In the 9th century there began a process of secularization of the community which possibly ended in the 12th century. The abbey had close ties to the royal family, and played an important role in the social life of the palace. From the 12th century, the character of the community began to change to a more prestigious one, so that the members became canonesses regular who came from among the nobility, as attested in a document dated 1462. For most of the Middle Ages the Abbey remained an Imperial Abbey, a semi-sovereign institution directly under the king.

The abbey was suppressed after the invasion of the Duchy of Brabant in 1794 by the armies of the First French Republic.

Current

The old abbey church, which became the Collegiate Church of Saint Gertrude under the canonesses, was gutted by aerial bombs dropped by the German Luftwaffe in May 1940 during the Battle of Belgium, but it was restored to its 11th and 13th centuries form after World War II. The site was excavated in 1941 and 1953.

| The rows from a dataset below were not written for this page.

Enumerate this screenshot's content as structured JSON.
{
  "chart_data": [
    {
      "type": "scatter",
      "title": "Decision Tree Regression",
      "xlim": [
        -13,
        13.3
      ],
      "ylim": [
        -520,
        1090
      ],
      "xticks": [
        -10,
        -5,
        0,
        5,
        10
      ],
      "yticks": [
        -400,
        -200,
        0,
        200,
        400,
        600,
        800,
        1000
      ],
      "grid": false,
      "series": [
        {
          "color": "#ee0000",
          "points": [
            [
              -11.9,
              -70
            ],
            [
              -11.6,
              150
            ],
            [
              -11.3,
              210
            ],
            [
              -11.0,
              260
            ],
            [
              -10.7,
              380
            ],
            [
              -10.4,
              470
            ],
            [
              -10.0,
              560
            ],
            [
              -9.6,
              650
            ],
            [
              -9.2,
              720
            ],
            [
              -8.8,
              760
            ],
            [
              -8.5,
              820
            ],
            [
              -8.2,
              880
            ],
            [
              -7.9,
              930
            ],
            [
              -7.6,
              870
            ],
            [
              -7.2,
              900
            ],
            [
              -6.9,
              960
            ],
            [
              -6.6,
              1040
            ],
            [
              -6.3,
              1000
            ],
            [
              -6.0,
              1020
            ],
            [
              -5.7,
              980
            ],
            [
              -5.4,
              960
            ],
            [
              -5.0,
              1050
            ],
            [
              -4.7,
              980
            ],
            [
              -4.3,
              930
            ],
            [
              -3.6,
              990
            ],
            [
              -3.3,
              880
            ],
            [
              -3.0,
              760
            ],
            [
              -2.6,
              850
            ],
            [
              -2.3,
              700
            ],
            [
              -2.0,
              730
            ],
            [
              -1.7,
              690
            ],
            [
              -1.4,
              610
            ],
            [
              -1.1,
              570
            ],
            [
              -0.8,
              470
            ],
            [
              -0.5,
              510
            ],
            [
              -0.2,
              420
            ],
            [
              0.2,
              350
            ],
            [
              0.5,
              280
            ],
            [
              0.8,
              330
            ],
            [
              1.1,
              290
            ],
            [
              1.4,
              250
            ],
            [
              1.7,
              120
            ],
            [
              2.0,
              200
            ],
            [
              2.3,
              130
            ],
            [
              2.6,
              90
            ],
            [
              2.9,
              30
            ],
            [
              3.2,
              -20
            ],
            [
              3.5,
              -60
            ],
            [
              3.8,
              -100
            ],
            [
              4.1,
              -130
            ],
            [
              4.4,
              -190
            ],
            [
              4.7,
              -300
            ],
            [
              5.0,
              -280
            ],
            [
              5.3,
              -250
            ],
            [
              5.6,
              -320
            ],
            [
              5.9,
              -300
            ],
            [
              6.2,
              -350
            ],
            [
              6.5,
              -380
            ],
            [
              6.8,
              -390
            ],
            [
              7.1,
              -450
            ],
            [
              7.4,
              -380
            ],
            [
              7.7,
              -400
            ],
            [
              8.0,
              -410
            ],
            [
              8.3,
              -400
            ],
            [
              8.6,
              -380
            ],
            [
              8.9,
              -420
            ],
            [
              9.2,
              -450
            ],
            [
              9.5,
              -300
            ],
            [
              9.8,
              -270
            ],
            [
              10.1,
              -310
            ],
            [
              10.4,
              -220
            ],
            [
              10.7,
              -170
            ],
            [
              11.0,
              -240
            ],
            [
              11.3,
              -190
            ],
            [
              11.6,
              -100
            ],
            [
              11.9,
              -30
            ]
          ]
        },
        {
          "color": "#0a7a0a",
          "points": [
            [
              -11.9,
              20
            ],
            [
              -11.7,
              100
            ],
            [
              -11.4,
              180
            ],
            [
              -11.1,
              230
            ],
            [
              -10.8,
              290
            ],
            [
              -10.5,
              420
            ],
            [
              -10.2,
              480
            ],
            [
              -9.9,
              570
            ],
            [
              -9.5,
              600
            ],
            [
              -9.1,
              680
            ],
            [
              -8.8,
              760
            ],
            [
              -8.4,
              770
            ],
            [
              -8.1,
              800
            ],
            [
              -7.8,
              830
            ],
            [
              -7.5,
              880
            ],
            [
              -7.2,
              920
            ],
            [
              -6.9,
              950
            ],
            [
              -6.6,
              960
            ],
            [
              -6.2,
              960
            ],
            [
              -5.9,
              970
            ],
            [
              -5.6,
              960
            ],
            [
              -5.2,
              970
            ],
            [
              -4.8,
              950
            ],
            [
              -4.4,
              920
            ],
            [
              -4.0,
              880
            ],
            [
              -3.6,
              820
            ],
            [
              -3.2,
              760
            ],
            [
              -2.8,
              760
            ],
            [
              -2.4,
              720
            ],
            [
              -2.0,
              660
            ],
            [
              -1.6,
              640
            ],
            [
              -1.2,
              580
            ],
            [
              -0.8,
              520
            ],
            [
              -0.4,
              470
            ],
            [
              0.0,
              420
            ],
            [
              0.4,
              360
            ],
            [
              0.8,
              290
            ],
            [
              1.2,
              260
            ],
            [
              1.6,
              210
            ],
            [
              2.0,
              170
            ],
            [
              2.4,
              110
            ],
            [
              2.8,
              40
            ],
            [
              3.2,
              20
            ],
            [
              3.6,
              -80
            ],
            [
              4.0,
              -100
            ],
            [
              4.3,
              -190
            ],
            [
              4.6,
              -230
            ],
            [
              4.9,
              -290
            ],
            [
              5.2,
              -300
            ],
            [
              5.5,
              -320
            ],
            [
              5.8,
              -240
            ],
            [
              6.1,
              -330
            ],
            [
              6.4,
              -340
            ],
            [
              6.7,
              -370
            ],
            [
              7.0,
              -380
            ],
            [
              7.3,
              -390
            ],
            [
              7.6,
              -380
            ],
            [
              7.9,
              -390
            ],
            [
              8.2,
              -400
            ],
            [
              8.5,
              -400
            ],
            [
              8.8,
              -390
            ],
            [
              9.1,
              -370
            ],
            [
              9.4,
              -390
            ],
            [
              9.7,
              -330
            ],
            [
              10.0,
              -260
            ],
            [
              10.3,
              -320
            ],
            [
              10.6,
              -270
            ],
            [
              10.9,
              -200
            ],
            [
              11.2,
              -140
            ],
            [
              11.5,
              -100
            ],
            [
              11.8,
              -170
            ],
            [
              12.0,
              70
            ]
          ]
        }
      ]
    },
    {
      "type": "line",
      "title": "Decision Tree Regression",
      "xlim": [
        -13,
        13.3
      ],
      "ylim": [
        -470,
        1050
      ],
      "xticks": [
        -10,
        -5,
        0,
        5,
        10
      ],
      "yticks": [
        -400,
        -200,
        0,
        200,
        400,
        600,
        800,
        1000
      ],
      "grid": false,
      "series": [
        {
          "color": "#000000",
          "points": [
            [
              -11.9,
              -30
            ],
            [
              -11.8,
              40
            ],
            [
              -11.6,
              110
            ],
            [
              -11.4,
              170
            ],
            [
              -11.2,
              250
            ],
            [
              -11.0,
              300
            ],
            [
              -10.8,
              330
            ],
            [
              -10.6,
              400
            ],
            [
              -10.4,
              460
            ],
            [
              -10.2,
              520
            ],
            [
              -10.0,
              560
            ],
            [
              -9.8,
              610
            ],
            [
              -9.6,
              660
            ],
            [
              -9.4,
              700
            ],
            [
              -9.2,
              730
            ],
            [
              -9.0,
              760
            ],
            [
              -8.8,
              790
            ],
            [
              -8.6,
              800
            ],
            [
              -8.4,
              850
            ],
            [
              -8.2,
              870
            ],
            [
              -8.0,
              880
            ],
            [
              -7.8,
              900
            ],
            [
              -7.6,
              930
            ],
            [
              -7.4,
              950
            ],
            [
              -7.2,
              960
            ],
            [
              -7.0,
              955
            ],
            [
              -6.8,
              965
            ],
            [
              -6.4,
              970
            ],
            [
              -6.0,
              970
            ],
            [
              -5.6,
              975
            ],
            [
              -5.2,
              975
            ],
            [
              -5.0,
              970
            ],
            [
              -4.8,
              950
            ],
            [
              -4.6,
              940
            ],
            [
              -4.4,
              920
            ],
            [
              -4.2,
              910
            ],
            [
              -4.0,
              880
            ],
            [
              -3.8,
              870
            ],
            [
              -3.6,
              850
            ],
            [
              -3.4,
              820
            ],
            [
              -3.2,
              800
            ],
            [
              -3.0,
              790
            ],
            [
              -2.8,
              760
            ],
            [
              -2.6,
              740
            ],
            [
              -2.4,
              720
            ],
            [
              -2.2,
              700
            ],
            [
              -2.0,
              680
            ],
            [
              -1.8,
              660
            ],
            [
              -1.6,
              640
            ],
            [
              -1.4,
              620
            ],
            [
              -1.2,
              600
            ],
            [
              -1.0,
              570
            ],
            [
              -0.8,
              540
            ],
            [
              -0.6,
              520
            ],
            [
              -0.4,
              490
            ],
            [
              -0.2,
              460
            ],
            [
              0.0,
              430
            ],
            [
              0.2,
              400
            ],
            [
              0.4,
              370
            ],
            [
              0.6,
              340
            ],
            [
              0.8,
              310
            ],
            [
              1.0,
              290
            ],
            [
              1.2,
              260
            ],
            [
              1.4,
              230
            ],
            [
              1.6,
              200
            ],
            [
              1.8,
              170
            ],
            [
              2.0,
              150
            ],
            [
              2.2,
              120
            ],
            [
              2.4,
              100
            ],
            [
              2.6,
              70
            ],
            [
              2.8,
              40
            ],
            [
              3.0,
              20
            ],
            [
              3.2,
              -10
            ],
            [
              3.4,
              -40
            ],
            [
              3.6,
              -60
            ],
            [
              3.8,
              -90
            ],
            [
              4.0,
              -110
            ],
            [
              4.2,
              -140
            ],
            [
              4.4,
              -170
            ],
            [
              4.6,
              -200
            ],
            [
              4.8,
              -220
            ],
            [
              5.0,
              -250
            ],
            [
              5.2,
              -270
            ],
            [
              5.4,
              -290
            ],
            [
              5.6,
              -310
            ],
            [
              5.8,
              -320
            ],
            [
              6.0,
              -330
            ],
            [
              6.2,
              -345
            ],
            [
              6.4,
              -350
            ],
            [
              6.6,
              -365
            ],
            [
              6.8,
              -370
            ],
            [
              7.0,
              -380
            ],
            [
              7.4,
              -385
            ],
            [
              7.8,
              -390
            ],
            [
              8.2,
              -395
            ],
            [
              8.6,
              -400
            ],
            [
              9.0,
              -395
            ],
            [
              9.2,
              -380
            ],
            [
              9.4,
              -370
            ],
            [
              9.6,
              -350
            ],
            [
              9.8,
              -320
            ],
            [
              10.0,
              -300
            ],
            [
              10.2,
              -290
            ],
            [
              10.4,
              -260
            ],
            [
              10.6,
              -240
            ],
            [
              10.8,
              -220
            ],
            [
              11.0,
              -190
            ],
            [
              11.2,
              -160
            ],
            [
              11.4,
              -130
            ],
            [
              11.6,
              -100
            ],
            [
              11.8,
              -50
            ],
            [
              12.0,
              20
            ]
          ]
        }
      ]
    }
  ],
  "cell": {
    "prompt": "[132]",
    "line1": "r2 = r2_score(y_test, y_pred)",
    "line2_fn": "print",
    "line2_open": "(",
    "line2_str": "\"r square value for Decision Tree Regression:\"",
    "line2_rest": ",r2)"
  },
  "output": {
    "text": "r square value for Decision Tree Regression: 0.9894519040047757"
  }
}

Today the basement of the old abbey holds a number of artifacts and a rich archaeology and is open to the public. The adjoining Romanesque-Gothic cloister dates from the 13th century. A procession is held every year on the Sunday after Michaelmas.

Known abbesses

  • Gertrude (626-659), daughter of Itta of Metz, was the first abbess of the double monastery, although her mother may have been first abbess as well at its foundress.
  • Vulfetrude, Gertrude's niece and daughter of her brother, Grimoald I, succeeded her from 659 to 669.
  • Agnes, who in 691 allowed Begga, sister of Gertrude to take some nuns to found the Monastery of Andenne on Modelled.
  • Ada, in 1176 gave the Church of Our Lady of Laeken to the Abbey
  • Berthe, who is known to have sold a wasteland in 1199 to Arnould Walhain, who built a dungeon known today as the Tower of Alvaux in the territory of Walhain.